Se una cosa racconta «Il furore delle immagini», la bella mostra a cura di Denis Curti che attinge dall’archivio di Italo Zannier (Venezia, Fondazione Bevilacqua La Masa, fino al 18 luglio, catalogo Marsilio), questa è la mutazione antropologica dell’Italia e degli italiani, il prendere atto della scomparsa di ciò che fino ancora un quarantennio fa era rimasto, fra Otto e Novecento, più o meno immutato: le stesse facce, al di là delle mode e delle acconciature, gli stessi luoghi, al di là delle costruzioni e del progresso, una sorta di identità solare eppure dura, malinconica eppure speranzosa, quasi intagliata nel marmo della vita e della storia. Un Paese ancestrale per un popolo ancestrale, dove l’eccesso di monumenti, rovine, natura e memoria sedimentato dal primo incombeva minacciosamente sul secondo eppure, quasi per magia, o per atavica sapienza, quest’ultimo in qualche modo riusciva ancora ad assoggettarlo, suo custode e insieme suo prigioniero. Una presa d’atto magari inconscia e certo non intenzionale, ma non è un caso se, a partire dagli anni Ottanta del secolo scorso, ciò che l’esposizione raggruppa nelle due sezioni «Una sperimentazione continua» e «Verso una nuova estetica» vedano la scomparsa di un’identità e il moltiplicarsi di una realtà artificiale, come se chi fotografa prendesse atto che quel soggetto non esiste più e l’unica scelta possibile consista nell’interrogarsi sul mezzo tecnico, un po’ come quando nella poesia barocca del Seicento la forma si era trovata a sostituire la sostanza.
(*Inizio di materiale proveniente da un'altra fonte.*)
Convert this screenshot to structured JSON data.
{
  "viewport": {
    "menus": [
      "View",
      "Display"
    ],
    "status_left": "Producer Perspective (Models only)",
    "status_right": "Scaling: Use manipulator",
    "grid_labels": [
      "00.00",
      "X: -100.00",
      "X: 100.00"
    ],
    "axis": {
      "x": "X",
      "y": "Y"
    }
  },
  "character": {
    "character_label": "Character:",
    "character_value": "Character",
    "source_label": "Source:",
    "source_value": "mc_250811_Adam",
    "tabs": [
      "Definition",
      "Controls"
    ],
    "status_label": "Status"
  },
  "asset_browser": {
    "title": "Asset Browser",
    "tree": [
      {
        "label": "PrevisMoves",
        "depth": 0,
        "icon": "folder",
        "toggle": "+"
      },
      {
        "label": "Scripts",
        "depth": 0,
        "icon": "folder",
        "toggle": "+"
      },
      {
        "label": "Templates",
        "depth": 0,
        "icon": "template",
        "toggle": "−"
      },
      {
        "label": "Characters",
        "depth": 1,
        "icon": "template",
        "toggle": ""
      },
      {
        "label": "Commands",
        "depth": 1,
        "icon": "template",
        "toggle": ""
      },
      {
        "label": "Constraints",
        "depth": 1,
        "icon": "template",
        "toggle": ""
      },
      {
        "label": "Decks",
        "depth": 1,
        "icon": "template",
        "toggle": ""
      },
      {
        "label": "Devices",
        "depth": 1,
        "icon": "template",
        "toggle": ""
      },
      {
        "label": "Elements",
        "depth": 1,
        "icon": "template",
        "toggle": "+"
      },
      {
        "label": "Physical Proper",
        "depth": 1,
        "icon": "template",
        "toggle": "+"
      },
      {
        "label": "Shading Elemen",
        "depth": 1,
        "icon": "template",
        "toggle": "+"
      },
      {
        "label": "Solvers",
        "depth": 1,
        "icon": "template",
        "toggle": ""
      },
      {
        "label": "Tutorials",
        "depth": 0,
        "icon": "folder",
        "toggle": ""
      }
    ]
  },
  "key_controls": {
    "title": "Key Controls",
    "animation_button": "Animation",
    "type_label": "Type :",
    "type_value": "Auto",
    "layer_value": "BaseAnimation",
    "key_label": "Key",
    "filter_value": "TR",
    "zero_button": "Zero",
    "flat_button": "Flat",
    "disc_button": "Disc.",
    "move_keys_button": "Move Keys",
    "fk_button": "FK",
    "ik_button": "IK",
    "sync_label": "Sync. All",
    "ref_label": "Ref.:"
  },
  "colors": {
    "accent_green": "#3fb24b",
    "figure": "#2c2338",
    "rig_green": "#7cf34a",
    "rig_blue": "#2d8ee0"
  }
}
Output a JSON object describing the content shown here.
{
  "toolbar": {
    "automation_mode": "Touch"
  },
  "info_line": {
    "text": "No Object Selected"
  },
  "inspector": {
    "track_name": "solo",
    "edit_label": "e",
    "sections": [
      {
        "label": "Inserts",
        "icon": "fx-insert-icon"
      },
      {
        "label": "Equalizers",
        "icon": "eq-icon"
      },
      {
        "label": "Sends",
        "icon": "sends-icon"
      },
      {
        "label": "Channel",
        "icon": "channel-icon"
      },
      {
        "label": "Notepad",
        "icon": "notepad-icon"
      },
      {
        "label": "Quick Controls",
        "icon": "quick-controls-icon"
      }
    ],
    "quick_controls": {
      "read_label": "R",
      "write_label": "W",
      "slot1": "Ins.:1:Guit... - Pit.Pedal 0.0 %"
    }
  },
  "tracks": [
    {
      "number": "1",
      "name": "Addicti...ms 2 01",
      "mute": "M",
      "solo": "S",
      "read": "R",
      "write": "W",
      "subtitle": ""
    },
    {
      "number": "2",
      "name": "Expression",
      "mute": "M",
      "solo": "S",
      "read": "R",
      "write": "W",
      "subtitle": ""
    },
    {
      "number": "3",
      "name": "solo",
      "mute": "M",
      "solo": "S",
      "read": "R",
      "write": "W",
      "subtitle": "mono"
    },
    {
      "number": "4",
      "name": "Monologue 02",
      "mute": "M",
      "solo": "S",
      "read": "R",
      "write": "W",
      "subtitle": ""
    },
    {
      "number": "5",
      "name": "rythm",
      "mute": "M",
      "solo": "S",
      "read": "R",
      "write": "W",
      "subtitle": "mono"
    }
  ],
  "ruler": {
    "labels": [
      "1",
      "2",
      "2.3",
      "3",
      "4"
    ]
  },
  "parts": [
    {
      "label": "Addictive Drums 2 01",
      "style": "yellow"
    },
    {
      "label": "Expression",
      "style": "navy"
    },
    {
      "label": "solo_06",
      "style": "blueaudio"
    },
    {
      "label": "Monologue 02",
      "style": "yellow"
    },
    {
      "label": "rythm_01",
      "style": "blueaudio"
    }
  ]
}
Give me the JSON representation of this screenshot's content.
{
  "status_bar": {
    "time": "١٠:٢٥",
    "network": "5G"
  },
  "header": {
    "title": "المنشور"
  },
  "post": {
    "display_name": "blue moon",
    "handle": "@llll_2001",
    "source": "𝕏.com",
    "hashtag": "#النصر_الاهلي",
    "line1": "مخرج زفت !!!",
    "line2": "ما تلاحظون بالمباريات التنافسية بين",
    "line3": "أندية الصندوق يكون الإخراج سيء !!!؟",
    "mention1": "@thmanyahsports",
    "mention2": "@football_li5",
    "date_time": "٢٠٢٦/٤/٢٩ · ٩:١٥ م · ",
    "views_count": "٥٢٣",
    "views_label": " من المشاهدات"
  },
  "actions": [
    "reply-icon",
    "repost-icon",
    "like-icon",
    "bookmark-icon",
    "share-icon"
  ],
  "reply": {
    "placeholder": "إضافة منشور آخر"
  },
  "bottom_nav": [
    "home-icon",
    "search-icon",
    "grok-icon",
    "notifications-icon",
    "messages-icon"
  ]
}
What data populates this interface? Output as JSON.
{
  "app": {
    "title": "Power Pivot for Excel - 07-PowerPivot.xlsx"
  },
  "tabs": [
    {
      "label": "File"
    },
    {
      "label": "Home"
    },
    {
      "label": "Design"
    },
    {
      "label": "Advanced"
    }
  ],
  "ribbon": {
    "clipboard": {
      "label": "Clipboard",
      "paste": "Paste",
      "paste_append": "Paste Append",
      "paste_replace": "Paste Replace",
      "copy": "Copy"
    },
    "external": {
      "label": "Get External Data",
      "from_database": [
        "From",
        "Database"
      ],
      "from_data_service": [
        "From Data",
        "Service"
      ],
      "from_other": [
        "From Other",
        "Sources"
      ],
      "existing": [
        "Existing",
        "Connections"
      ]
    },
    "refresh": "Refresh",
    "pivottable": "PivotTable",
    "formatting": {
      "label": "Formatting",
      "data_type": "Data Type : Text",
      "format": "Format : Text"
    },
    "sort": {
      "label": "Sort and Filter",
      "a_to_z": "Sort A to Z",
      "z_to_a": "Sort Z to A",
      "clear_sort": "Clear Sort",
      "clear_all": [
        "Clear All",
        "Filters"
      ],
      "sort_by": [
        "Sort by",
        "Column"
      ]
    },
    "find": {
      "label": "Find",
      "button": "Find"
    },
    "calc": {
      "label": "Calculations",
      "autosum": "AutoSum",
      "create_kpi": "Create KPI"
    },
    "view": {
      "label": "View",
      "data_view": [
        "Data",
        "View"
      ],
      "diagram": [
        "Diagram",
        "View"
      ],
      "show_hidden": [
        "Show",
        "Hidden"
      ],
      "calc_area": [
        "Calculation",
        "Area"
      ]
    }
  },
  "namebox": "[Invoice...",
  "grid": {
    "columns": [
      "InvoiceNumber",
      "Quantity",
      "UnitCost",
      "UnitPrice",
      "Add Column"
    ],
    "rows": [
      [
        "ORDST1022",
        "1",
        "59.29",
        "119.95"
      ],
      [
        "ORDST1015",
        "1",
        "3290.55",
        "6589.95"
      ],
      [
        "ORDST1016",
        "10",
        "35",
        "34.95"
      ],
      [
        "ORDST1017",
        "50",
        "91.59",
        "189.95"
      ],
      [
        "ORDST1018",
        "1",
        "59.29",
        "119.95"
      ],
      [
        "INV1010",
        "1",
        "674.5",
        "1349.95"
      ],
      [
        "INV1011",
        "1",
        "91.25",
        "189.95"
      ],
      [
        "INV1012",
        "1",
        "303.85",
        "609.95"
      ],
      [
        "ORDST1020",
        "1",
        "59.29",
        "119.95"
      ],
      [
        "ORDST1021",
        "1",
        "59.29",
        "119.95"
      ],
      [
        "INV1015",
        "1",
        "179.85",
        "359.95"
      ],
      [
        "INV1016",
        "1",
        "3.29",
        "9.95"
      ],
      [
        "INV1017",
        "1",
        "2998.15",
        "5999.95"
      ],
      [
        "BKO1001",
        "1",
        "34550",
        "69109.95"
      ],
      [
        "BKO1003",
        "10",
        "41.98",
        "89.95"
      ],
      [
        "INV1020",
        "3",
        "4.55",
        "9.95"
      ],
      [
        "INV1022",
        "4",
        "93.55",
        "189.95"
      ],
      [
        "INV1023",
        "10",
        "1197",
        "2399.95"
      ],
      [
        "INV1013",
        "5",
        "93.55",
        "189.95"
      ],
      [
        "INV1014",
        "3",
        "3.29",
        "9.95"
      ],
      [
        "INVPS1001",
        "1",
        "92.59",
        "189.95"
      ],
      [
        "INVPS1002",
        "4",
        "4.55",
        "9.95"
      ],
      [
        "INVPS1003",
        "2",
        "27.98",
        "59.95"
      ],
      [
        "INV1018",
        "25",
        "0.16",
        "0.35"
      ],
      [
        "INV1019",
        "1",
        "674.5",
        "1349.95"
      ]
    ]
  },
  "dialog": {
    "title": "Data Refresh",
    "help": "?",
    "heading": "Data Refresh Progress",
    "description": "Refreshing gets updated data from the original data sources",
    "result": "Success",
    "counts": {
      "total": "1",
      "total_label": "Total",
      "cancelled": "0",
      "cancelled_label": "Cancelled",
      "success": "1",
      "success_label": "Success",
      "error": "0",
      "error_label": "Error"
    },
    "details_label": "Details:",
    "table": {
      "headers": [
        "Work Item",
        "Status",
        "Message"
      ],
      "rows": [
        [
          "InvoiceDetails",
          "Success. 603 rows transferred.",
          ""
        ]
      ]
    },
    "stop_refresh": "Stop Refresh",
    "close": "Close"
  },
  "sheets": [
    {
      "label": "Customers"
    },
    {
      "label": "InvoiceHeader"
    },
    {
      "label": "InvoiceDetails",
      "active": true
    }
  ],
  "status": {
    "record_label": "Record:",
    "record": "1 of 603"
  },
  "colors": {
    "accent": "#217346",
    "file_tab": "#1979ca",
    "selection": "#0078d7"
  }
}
Torniamo da dove siamo partiti. Fra le due immagini degli anni Cinquanta, il ritratto di Guido Keller, «l’asso di fiori della pattuglia Baracca», e della futurista Wanda Wultz degli anni Venti, quello di Carlo Levi dei Sessanta, di Italo Calvino dei Settanta, ciò che impressiona è la sostanziale continuità. Al di là dei vestiti, sono intercambiabili, la macchina del tempo potrebbe trasportarli da un estremo cronologico all’altro e nessuno di noi lo troverebbe strano, nessuno di loro si sentirebbe estraneo. E lo stesso vale per le piazze assolate e le stradine strette di una Roma prima monarchica, poi fascista, poi antifascista, con il suo corteo di artigiani e di ragazzini, zingarelle e prelati, carabinieri e impiegati.

In un Paese che non ha più memoria, si impongono, per chi sia ancora in grado di far funzionare la propria, come un amarcord che supera il tempo biologico che ci è dato e permette di cucire il nostro passato a quello che lo ha preceduto, il letto dello stesso fiume dove come italiani per generazioni ci siamo bagnati. Solo adesso che è secco non ci riconosciamo più.